From its opening passage, in which the sun sets and gives way to a “mournful gloom, brooding motionless over the biggest, and the greatest, town on earth [London],” Heart of Darkness conveys an ominous, pessimistic, and reflective mood. Conrad’s descriptive language emphasizes the Congo’s darkness and impenetrability, which represents the lawlessness and violence that reign there. From the moment Marlow approaches the Congo’s “colossal jungle, so dark-green as to be almost black,” he anticipates the dark truths about the human spirit that he knows to be hidden inside.
Surely enough, over the course of the novella, Marlow inches closer and closer to the “heart of darkness”—the terrifying truth that all humans are capable of atrocities, no matter how principled or civilized they consider themselves. His experiences are supposed to gradually erode the reader’s faith in human goodness and European colonialism, too. For instance, when he first arrives at the Central Station, he realizes that the General Manager is “a chattering idiot” and learns that Kurtz is ill. This makes him feel “weary and irritable,” because it suggests that his trip might be futile—he might have just trekked 15 days through the jungle for nothing. But he still hopes that Kurtz will live up to everyone else’s high praise. Of course, when Marlow finds that Kurtz is a homicidal madman, he realizes that all of his expectations were false. He calls the experience “withering to one’s belief in mankind.” In fact, the novella builds on its ominous mood by showing how the characters’ hopes are inevitably dashed, which suggests that people’s beliefs often mislead them.
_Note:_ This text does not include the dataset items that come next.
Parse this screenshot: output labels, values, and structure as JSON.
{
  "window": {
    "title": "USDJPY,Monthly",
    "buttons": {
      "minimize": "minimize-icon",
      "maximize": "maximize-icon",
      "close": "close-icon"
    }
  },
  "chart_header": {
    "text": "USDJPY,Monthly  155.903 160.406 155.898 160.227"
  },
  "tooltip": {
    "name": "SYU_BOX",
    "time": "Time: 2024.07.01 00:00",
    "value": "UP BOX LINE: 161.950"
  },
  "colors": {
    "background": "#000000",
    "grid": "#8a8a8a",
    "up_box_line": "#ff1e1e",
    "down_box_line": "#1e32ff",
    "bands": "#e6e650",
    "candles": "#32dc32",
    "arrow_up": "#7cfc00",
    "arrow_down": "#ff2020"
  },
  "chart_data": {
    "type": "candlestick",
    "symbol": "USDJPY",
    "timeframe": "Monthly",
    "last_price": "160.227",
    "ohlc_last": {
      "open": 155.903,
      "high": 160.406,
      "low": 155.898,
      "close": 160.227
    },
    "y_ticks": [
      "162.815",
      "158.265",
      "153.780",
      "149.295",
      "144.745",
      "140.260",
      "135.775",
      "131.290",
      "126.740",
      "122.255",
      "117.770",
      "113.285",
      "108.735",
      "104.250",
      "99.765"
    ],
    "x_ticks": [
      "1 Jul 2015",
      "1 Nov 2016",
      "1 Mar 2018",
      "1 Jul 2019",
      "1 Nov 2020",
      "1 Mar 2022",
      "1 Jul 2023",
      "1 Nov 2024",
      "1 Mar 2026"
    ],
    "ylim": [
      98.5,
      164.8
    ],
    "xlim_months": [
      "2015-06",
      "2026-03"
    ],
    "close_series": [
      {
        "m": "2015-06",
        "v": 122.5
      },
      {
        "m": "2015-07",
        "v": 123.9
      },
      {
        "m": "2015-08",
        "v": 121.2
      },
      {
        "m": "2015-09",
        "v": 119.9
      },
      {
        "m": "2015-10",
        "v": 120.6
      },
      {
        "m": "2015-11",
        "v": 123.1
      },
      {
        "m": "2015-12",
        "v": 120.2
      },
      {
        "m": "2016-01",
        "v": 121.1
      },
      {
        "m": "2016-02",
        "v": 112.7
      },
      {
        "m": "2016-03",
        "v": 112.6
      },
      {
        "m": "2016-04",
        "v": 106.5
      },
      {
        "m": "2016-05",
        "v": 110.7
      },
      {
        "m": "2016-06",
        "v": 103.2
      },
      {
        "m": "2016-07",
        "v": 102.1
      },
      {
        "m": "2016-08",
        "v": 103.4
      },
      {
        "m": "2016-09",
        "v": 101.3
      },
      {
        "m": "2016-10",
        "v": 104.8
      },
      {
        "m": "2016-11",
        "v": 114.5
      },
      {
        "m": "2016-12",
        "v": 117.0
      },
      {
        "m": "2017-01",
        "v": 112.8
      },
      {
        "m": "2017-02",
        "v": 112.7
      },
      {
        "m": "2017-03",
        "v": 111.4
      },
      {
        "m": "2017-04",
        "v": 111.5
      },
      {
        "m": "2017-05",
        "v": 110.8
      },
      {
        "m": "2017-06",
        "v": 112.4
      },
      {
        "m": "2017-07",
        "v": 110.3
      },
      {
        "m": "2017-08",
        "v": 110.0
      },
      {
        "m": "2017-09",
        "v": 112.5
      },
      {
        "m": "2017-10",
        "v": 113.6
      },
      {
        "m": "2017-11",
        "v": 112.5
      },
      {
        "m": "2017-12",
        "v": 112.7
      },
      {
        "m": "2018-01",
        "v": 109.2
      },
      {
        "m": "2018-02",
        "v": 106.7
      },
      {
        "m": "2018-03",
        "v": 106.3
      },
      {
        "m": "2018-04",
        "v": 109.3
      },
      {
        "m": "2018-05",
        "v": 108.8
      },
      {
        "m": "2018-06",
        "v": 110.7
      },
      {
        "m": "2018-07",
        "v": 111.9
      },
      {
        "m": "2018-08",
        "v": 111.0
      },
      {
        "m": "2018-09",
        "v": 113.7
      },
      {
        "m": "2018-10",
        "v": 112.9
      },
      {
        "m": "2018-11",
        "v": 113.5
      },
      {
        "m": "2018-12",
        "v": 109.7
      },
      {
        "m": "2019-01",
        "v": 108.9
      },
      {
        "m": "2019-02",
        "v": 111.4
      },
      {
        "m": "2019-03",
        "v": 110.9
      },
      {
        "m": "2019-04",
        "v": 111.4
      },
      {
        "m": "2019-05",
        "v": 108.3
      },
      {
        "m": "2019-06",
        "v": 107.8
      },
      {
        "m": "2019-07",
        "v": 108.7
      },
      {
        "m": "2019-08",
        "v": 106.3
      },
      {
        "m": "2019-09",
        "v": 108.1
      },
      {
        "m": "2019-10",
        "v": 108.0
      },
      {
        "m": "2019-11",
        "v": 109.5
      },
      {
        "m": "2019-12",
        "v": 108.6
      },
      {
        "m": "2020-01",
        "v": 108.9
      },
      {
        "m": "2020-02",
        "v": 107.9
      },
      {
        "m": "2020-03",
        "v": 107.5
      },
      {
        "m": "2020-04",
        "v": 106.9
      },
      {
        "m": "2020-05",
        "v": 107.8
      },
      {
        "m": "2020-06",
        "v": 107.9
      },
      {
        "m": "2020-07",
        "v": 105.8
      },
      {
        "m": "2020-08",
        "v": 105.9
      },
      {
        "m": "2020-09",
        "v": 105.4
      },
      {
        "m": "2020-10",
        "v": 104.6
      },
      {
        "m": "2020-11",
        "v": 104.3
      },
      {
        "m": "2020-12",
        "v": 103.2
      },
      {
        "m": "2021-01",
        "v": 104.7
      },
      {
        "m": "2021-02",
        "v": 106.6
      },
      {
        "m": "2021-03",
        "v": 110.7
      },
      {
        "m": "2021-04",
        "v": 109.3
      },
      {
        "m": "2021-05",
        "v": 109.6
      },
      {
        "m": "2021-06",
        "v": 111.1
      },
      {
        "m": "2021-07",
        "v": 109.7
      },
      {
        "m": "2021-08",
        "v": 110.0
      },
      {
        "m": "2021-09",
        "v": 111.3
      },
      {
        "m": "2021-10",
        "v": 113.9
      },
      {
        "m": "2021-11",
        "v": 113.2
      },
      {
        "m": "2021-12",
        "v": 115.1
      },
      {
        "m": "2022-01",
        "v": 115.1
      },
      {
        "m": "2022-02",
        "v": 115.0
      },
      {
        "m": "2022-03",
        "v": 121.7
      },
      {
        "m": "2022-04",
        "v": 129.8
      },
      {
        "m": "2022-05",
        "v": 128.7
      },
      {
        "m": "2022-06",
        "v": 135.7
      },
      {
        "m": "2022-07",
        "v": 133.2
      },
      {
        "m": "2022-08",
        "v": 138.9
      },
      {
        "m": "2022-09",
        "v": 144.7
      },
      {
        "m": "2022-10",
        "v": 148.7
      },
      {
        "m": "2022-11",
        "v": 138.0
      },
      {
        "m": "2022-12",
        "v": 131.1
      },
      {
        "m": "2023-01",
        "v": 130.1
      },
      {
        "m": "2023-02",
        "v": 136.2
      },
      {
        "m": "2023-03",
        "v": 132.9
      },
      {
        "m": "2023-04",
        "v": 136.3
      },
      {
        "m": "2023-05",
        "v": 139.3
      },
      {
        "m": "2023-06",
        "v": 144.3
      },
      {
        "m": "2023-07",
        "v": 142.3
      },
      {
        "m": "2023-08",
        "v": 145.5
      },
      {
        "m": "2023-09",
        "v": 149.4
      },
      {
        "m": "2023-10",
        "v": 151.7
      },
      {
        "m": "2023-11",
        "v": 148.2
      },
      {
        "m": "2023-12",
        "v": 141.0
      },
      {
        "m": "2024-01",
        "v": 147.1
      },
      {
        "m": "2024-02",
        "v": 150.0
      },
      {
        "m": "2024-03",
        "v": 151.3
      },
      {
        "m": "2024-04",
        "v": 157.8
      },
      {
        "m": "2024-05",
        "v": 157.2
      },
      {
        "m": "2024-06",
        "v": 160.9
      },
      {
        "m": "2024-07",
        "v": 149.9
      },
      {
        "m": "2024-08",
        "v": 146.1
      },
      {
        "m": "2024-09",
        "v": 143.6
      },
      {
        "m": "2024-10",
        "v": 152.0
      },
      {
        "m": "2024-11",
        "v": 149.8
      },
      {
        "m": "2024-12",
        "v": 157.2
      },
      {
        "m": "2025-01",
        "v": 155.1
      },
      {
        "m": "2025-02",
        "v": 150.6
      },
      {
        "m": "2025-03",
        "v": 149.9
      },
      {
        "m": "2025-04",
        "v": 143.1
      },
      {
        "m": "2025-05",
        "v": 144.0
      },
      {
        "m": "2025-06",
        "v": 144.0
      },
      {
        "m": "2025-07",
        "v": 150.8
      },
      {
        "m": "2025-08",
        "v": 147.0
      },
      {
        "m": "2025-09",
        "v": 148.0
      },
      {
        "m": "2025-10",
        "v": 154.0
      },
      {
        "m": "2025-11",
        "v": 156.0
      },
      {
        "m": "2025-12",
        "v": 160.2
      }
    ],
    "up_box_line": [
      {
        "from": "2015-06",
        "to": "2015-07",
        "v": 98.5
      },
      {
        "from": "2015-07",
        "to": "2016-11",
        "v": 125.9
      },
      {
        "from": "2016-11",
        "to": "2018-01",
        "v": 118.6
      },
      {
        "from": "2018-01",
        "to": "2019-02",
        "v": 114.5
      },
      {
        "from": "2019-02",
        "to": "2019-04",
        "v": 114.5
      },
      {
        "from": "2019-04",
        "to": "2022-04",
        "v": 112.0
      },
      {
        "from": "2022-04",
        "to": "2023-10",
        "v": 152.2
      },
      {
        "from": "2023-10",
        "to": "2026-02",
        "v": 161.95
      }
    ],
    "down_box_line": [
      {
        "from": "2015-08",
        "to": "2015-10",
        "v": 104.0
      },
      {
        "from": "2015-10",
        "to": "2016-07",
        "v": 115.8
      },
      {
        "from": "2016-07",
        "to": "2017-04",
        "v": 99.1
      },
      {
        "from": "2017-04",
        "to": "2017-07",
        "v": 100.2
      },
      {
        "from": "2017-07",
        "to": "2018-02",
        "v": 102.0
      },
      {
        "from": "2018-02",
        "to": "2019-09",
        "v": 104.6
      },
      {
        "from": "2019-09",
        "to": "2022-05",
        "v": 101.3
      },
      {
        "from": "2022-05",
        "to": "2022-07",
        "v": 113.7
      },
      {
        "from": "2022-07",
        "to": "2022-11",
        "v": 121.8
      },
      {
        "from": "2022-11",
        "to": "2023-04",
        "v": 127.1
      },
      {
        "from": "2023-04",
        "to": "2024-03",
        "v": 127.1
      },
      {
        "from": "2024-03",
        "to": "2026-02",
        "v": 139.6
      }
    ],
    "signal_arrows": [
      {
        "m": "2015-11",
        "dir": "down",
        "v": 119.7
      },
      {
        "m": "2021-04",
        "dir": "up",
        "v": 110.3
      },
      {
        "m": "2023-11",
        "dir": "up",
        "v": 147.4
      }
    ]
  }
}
While most of the novella conveys a constant but nebulous sense of dread, some passages are designed to shock the reader with glimpses of horrific violence. These moments bring humanity’s capacity for evil into sharp focus, like when Marlow’s African helmsman is brutally speared to death, or when Marlow realizes that Kurtz’s hut is surrounded by a fence of stakes with human heads on them. Curiously, Kurtz’s famous last words—“The horror! The horror!”—suggest that he went mad precisely because he could not stand to see (and partake in) the worst depths of human cruelty. Similarly, Marlow’s own close encounters with horrifying violence explain how he developed the gloomy, pessimistic mood that dominates the book. Of course, Conrad had very good reasons for horrifying his readers: he wanted to raise awareness about Belgium’s atrocities in the Congo and skepticism about the lofty claims of European colonialism.